MoveOn apologizes for Barron criticism

(JTA) — MoveOn.org has apologized for what it called an “offensive and inflammatory” email blast criticizing the congressional candidacy of New York City Councilman Charles Barron.

“The email was all too reminiscent of the kind of attacks that have been used by our opponents to divide progressives over and over again — white folks from African Americans, Jews from non-Jews, recent immigrants from descendants of immigrants, etc.,” Justin Ruben, executive director of MoveOn.org Political Action, wrote in an email apology sent Friday.

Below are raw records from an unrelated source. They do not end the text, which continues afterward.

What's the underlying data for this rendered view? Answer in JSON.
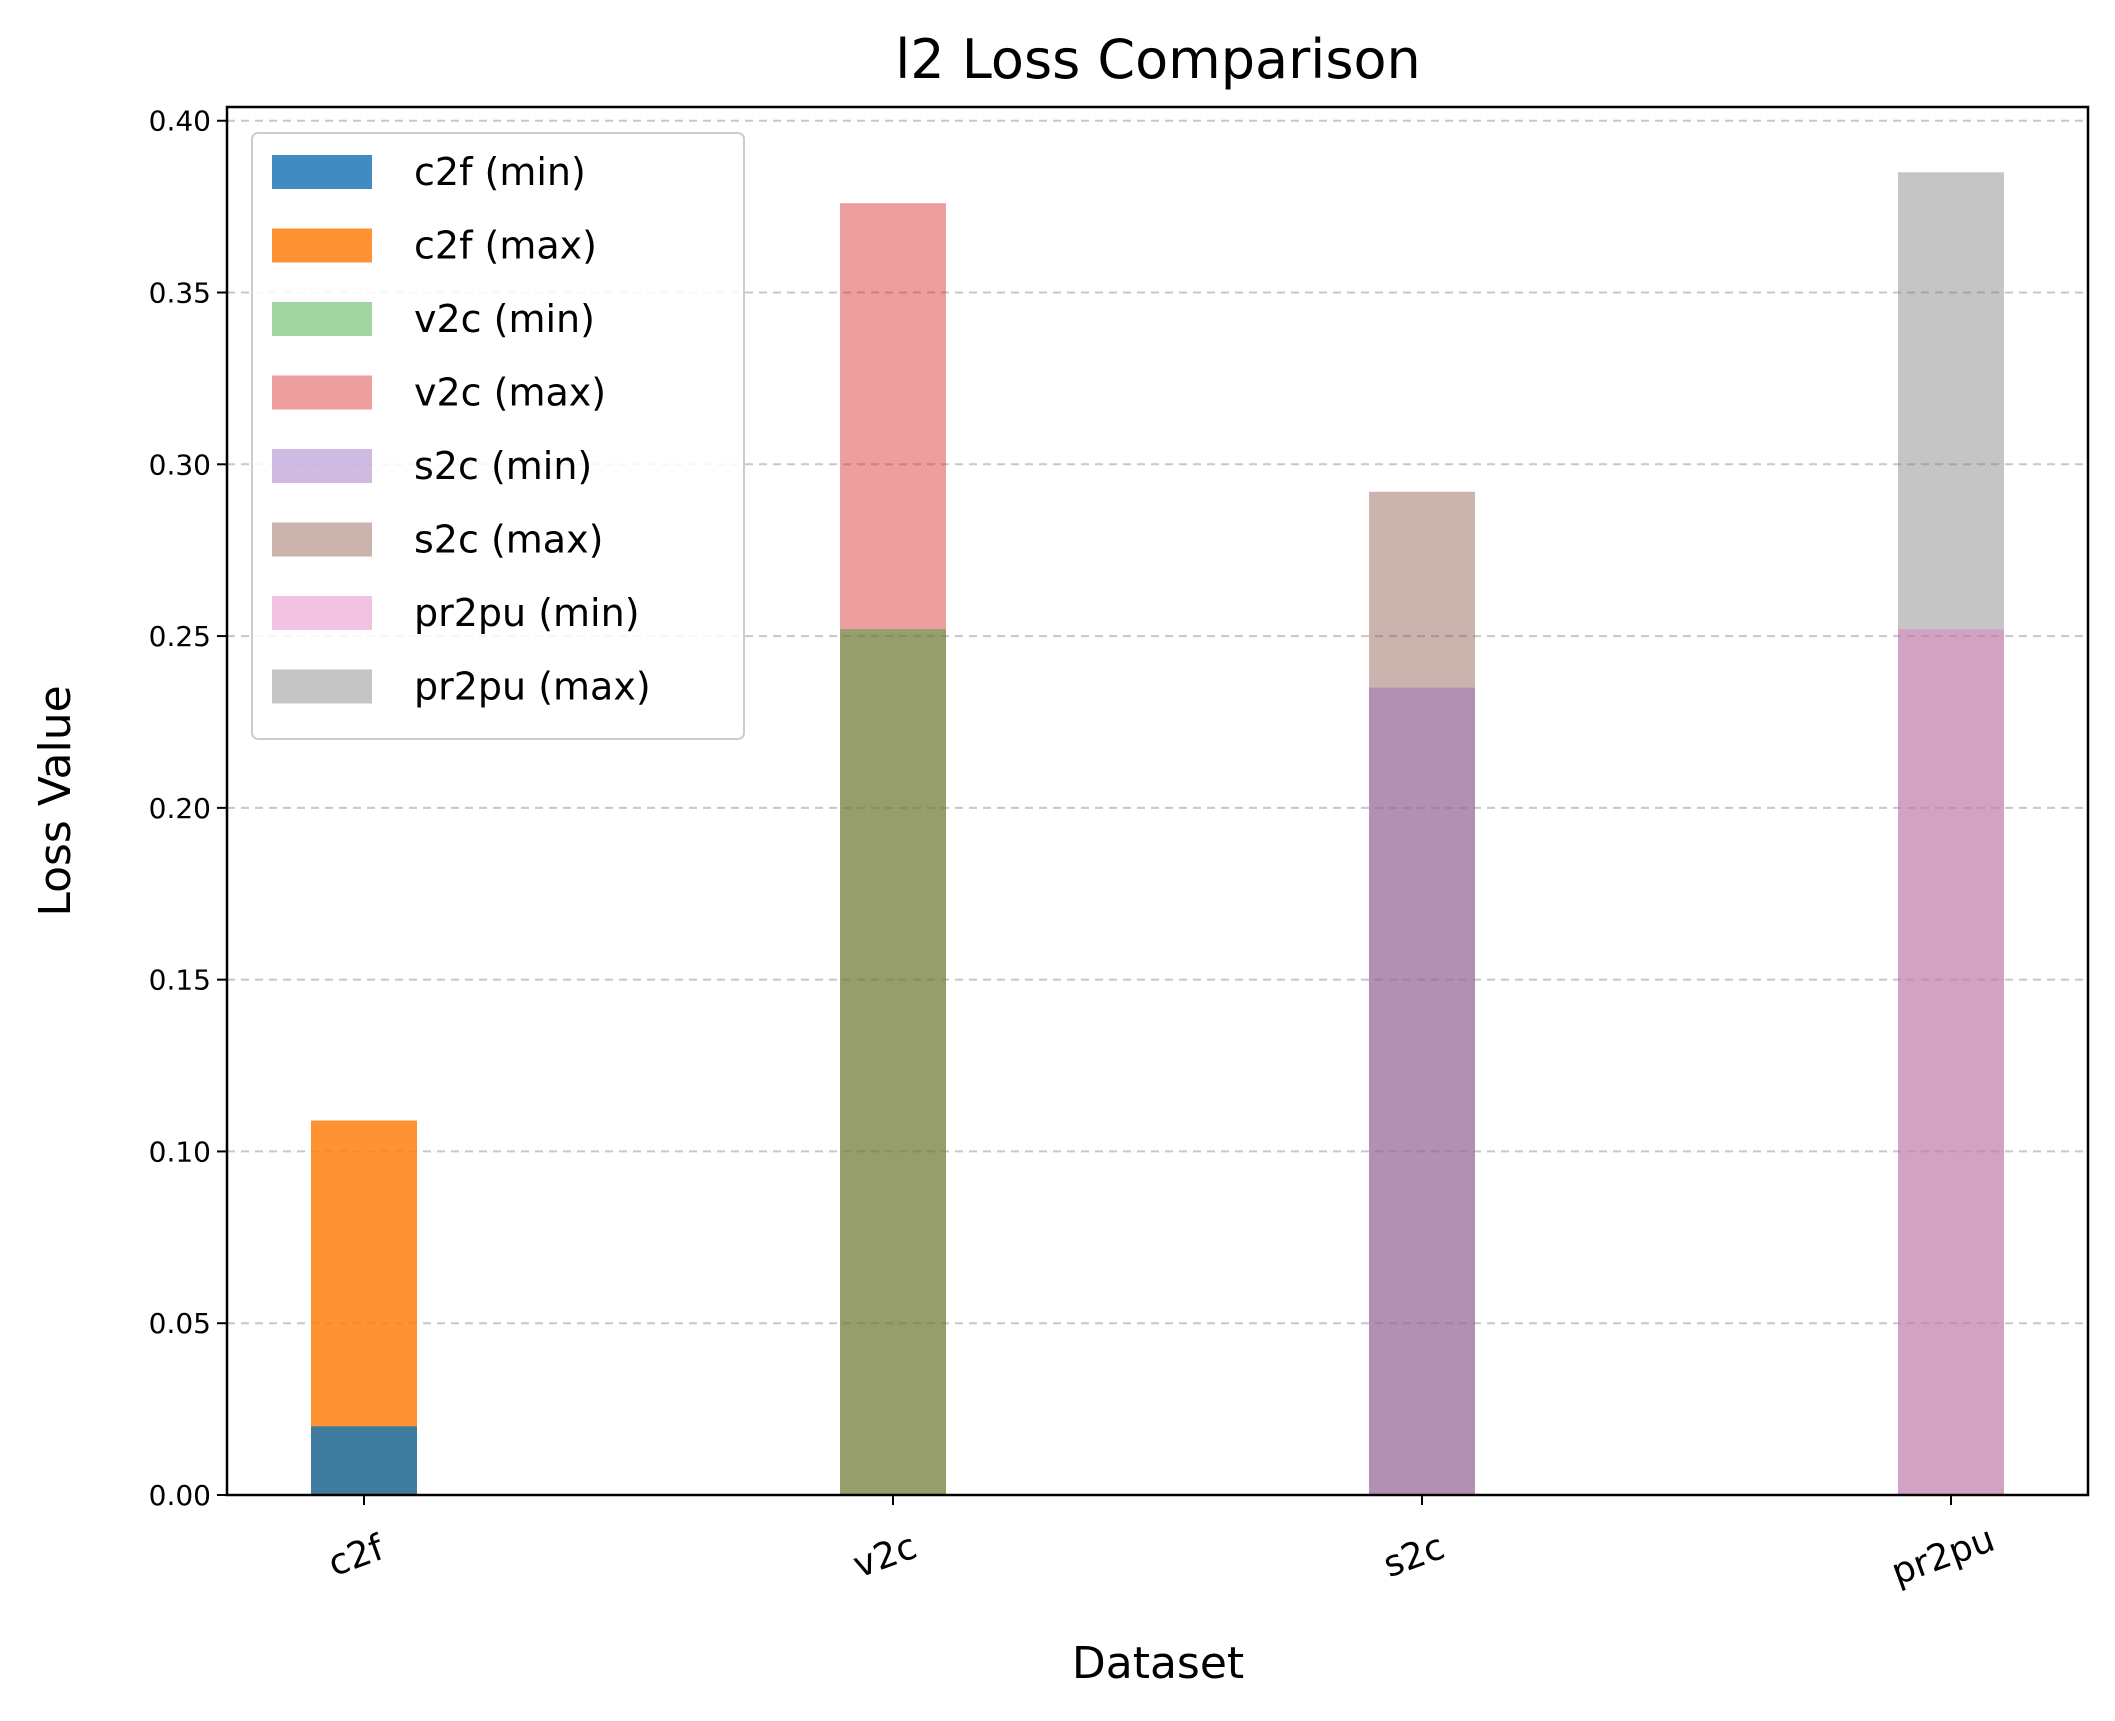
{
  "chart_data": {
    "type": "bar",
    "stacked": true,
    "title": "l2 Loss Comparison",
    "xlabel": "Dataset",
    "ylabel": "Loss Value",
    "ylim": [
      0,
      0.404
    ],
    "yticks": [
      "0.00",
      "0.05",
      "0.10",
      "0.15",
      "0.20",
      "0.25",
      "0.30",
      "0.35",
      "0.40"
    ],
    "categories": [
      "c2f",
      "v2c",
      "s2c",
      "pr2pu"
    ],
    "grid": "y dashed",
    "legend_position": "top-left",
    "series": [
      {
        "name": "c2f (min)",
        "category": "c2f",
        "segment": "min",
        "value": 0.02,
        "color": "#1f77b4"
      },
      {
        "name": "c2f (max)",
        "category": "c2f",
        "segment": "max",
        "value": 0.109,
        "color": "#ff7f0e"
      },
      {
        "name": "v2c (min)",
        "category": "v2c",
        "segment": "min",
        "value": 0.252,
        "color": "#2ca02c"
      },
      {
        "name": "v2c (max)",
        "category": "v2c",
        "segment": "max",
        "value": 0.376,
        "color": "#d62728"
      },
      {
        "name": "s2c (min)",
        "category": "s2c",
        "segment": "min",
        "value": 0.235,
        "color": "#9467bd"
      },
      {
        "name": "s2c (max)",
        "category": "s2c",
        "segment": "max",
        "value": 0.292,
        "color": "#8c564b"
      },
      {
        "name": "pr2pu (min)",
        "category": "pr2pu",
        "segment": "min",
        "value": 0.252,
        "color": "#e377c2"
      },
      {
        "name": "pr2pu (max)",
        "category": "pr2pu",
        "segment": "max",
        "value": 0.385,
        "color": "#7f7f7f"
      }
    ]
  }
}
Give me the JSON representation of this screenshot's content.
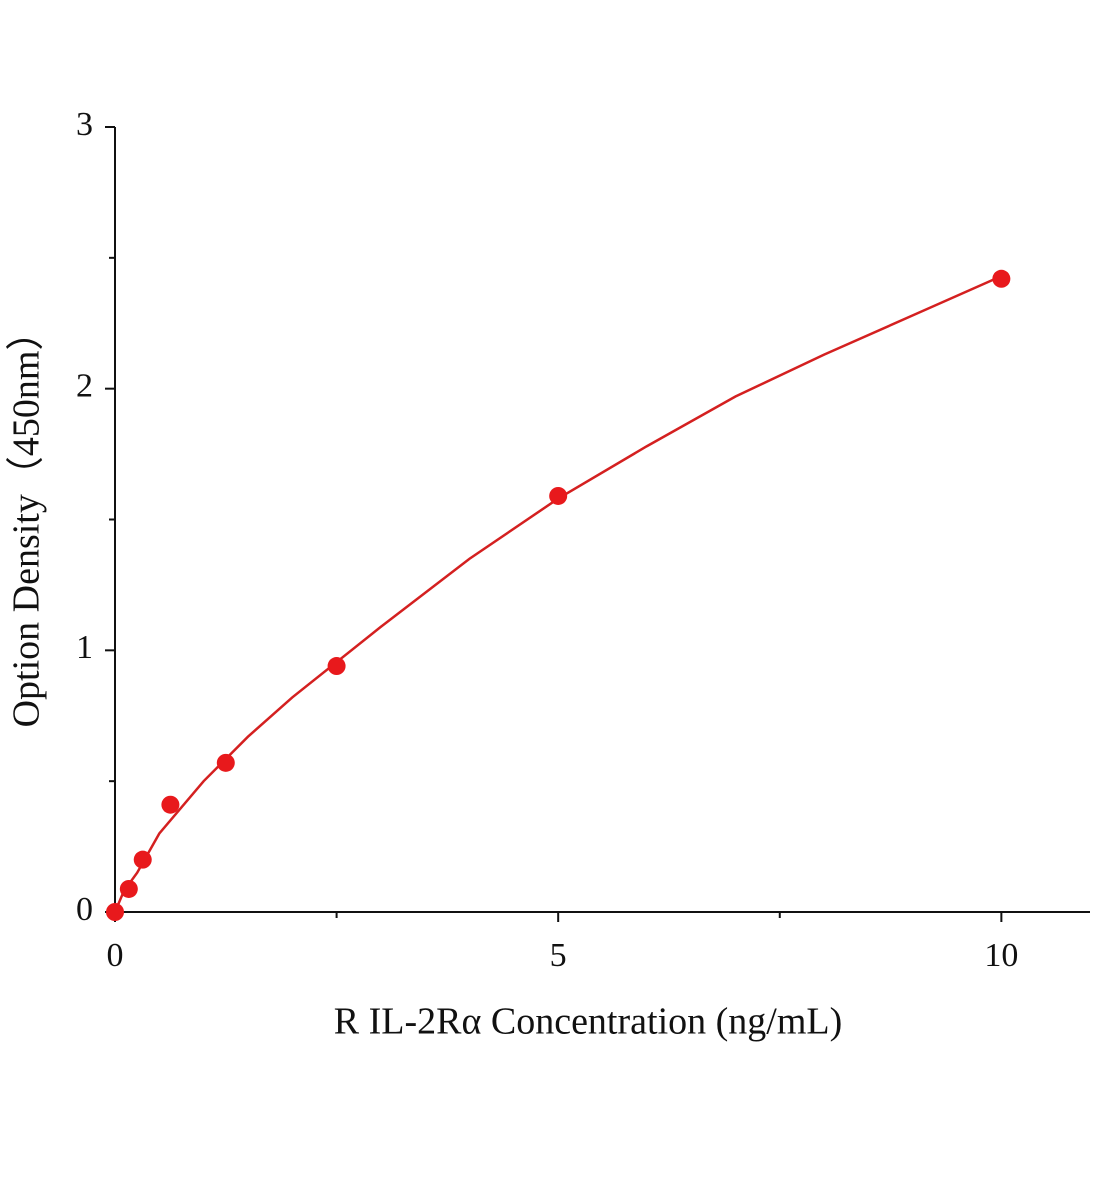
{
  "chart_data": {
    "type": "scatter",
    "xlabel": "R IL-2Rα Concentration (ng/mL)",
    "ylabel": "Option Density（450nm）",
    "xlim": [
      0,
      11
    ],
    "ylim": [
      0,
      3
    ],
    "xticks": [
      0,
      5,
      10
    ],
    "yticks": [
      0,
      1,
      2,
      3
    ],
    "xminorticks": [
      2.5,
      7.5
    ],
    "yminorticks": [
      0.5,
      1.5,
      2.5
    ],
    "series": [
      {
        "type": "scatter",
        "color": "#e8191c",
        "x": [
          0,
          0.156,
          0.313,
          0.625,
          1.25,
          2.5,
          5,
          10
        ],
        "values": [
          0.0,
          0.088,
          0.2,
          0.41,
          0.57,
          0.94,
          1.59,
          2.42
        ]
      },
      {
        "type": "line",
        "color": "#d42020",
        "x": [
          0,
          0.1,
          0.25,
          0.5,
          1,
          1.5,
          2,
          3,
          4,
          5,
          6,
          7,
          8,
          9,
          10
        ],
        "values": [
          0,
          0.08,
          0.15,
          0.3,
          0.5,
          0.67,
          0.82,
          1.09,
          1.35,
          1.58,
          1.78,
          1.97,
          2.13,
          2.28,
          2.43
        ]
      }
    ]
  }
}
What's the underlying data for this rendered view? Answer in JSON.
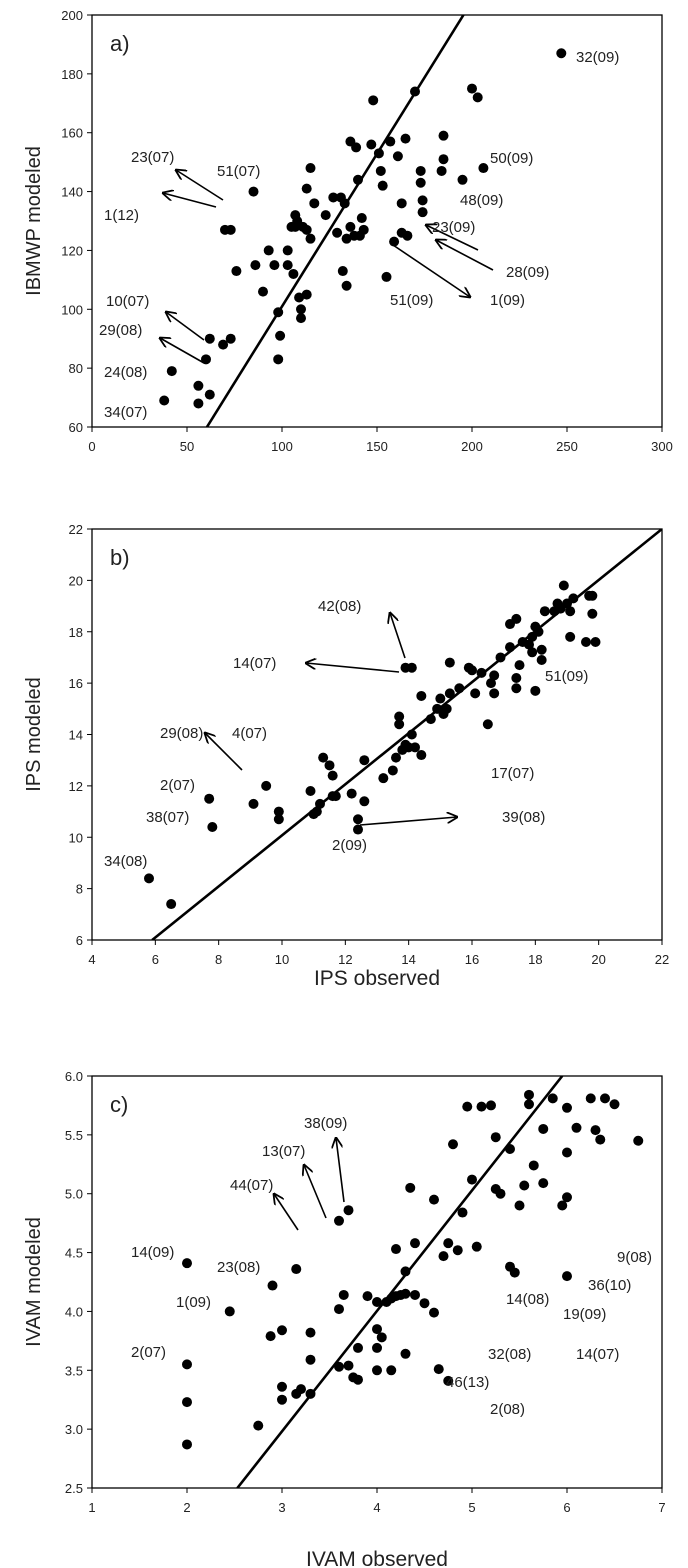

The online liberal group was one of many groups and individuals to criticize Barron’s candidacy in advance of the June 26 Democratic primary for New York’s 8th Congressional District. Brooklyn Assemblyman Hakeem Jeffries’ handily defeated Barron in the primary in the bid to succeed Rep. Edolphus Towns (D-N.Y.), the 30-year incumbent who is retiring.

MoveOn had received some negative criticism following its email blast.

Barron has expressed support for dictators such as Robert Mugabe of Zimbabwe and the late Muammar Khadafy of Libya, and has called Israel a terrorist state.

The original anti-Barron email, signed by MoveOn’s campaign director Daniel Mintz and senior strategist Levana Layendecker, called Barron “one of those people … who don’t belong in elected office.”

“What Barron doesn’t want you to know is that rather than actually trying to fix problems, he’s spent his career specializing in divisive, offensive, and just plain outrageous statements and behavior,” MoveOn wrote.

A number of elected and former elected New York officials — many of them Jewish — spoke out against Barron’s candidacy.

MoveOn had been targeted by Jewish groups in previous elections because of incendiary comments posted to its website. MoveOn officials noted in response that they had quickly scrubbed anti-Semitic references.